Reference: “Warming-Induced Vegetation Greening May Aggravate Soil Mercury Levels Worldwide” by Wenzhe Guo, Maodian Liu, Qianru Zhang, Yidan Deng, Zhaohan Chu, Hehao Qin, Yangmingkai Li, Yu-Rong Liu, Haoran Zhang, Wei Zhang, Shu Tao and Xuejun Wang, 14 August 2024, Environmental Science & Technology.
DOI: 10.1021/acs.est.4c01923
The authors acknowledge funding from the National Natural Science Foundation of China; the High-Performance Computing Platform of Peking University; the Beijing Natural Science Foundation; the China Postdoctoral Science Foundation; and the Fundamental Research Funds for the Central Universities, Peking University.
2 Comments
The issue isn’t just the presence of mercury, it is the concentration of bio-available mercury, which is primarily methylmercury found in anaerobic environments, such as wetlands. The concern should be about moving up the food chain from bacteria, fungi, and earthworms to higher order animals. What these researchers should be looking at is the concentration of mercury in plants and/or mercury vapor above the ground. The low vapor pressure for mercury is probably why the concentrations are found to be low in “bare land such as shrubland or grassland.” It long ago vaporized and moved elsewhere. Conversely, the presence in permafrost can be attributed to immobility because of the low temperatures. Conversation with a USGS geologist in the Sacramento (CA) office, whose specialty was mercury in the former gold-mining areas of the California Mother Lode, where mercury is quite abundant, acknowledged that he had not observed obvious symptoms in the native wildlife, unlike in Minamata.

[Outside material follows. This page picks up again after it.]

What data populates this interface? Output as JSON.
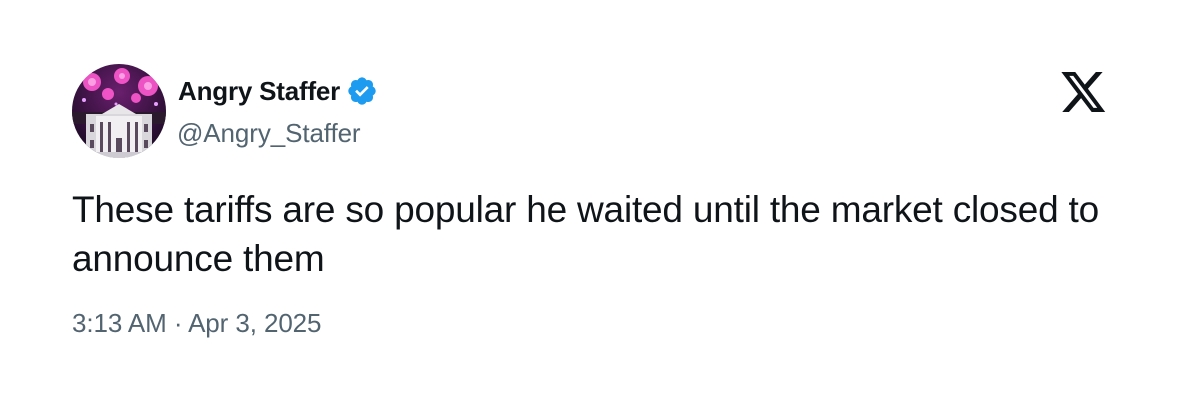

This appears to be a classic case of a solution in search of a problem. While mercury can and does move up the food chain, primarily in the form of methylmercury, it seems that they know little about the uptake of mercury by plants that are eaten by insects and herbivores. The reason that coal is a source of mercury is that plants have always taken up mercury, and as the dead plants have been compressed, desiccated, and transformed into coal, the mercury has stayed behind. Something else that should be explored is if life has evolved with the ability to tolerate low levels of background mercury. Every time there is a volcanic eruption or forest fire, mercury is released into the atmosphere. It isn’t going to go away.
Ah, so the “experts” finally admit increased CO2 is good for the plants! Do you realize how good this news is?
Whatever reduces the need for synthetic fertilizers in agriculture going forward is great.